There are many obvious behaviours that can negatively impact the morale and culture of a workplace. These could include racism, sexism, bullying, or discrimination, among many others. However, even small uncivil behaviours can have a significant impact on how the team dynamic functions – and impact the bottom line. Research published in the Organisational Dynamics journal used data from more than 9000 people to attempt to measure the costs of uncivil behaviours.
What is incivility in the workplace?
Uncivil behaviours tend to be poor habits that are seemingly inconsequential, often coming from thoughtlessness rather than malice. These could include exclusion of some staff from team conversations, abrasive or abrupt emails, texting during meetings, lateness, swearing, avoiding difficult tasks, or not listening to colleagues. Identifying the negative impacts these behaviours have can be difficult. The intent to harm others is not obvious, (compared to say, bullying behaviour) and policies to combat them can often be seen as trivial or arbitrary.
The impact of incivility on the business
The Harvard Business Review outlines the stark impact of incivility in the workplace. A poll of 800 managers and employees across 17 industries shows the extent to which bad behaviours affect those on the receiving end.
- 48% intentionally decreased their own work effort
- 63% lost work time avoiding the offender
- 25% took out their frustrations on customers and other third parties
- 78% said their commitment to the organisation had declined
- 38% intentionally decreased the quality of their work
These changes in work practices have a rapid domino effect into other functions of the business. Research from the University of Southern California found the impact on customer and stakeholder relationships can be staggering. When third parties are exposed to even a single incident of incivility, generalisations are made about other employees, management, and the brand itself. Uber is a notable example of this, where incivility among executives severely impacted the brand and can have a lasting impact on public perception.

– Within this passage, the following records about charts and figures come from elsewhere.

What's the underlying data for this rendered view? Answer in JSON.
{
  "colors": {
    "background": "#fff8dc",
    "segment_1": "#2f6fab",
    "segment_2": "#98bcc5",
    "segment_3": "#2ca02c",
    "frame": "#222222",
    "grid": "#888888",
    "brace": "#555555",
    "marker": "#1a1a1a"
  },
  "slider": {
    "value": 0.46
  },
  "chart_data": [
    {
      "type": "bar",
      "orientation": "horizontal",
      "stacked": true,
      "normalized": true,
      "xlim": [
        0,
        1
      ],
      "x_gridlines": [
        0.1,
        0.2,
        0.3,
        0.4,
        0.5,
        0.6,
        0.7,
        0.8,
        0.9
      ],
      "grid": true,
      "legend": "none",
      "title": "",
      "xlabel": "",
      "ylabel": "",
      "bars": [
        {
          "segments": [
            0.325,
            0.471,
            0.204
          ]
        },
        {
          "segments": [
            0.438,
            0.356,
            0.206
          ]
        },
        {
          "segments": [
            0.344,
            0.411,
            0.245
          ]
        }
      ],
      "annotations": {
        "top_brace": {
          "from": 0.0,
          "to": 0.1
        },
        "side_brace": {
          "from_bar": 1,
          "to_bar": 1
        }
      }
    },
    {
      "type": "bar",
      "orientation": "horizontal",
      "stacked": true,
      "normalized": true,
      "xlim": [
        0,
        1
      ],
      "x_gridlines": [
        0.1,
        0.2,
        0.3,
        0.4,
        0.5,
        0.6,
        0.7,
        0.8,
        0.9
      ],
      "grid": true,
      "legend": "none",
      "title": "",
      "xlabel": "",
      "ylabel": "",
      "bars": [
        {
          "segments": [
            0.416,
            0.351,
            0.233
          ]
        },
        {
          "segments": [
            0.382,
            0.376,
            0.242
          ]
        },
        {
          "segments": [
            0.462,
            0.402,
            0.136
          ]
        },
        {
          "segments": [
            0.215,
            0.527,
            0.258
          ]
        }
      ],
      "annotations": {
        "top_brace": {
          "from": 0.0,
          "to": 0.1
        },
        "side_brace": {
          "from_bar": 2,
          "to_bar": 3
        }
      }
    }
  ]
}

Creativity and innovation can also be impeded by a lack of civility in the workplace. Employees who feel their work is not valued, or they aren’t being listened to are less likely to make efforts to find new or more efficient ways to complete tasks. More importantly, employees may not even know this drop in creativity has occurred. Psychologists explain that creativity relies on retrieving knowledge from long-term memory and combining it with short-term working memory for the task-at-hand. Where bad behaviours occur, they create a distraction and steal mental resources and attention that are normally used for innovation and inventiveness.
Civility in the workplace fosters positive collaboration within and between teams. Annoying workplace habits quickly generate information silos where staff avoid colleagues who irritate them. As many as 20 per cent of people refuse to work with people who have been uncivil in the workplace, even if they are direct teammates. Research conducted within Google showed that high-performing teams have one thing in common – psychological safety. Psychological safety is both fragile, and critical to success. It is the belief that a particular team is a safe environment to take risks and experience failure without criticism. Uncivil behaviours reduce this feeling, and collaborative behaviours diminish.
Improving civility in the workplace
Creating policies for civility in the workplace, such as courtesy or basic politeness, should be unnecessary for a business. Managers can implement different strategies however, to foster a culture that makes good behaviour an innate, effortless pattern for all employees.
Primarily, civility starts at the top. All senior staff should lead by example when it comes to exhibiting positive interpersonal behaviours. This includes genuinely listening to employee feedback, following up on requests, and acknowledging staff who do well. It also means providing feedback to employees who may be uncivil in workplace situations and having an open dialogue about ways to address any issues.
There should also be open lines of communication for staff to bring suggestions to management, including feedback on the operations of the business and different workflows. This should also flow through to the recruitment process, where candidates are evaluated not just for job skills, but also screening for interpersonal behaviours. These may come from questions asked of referees, or even including existing staff in recruiting the best fit for the workplace.
Building the right workplace culture is critical for success and is built from new recruits, all the way through to the C-suite. Incivility in the workplace is too dangerous to ignore.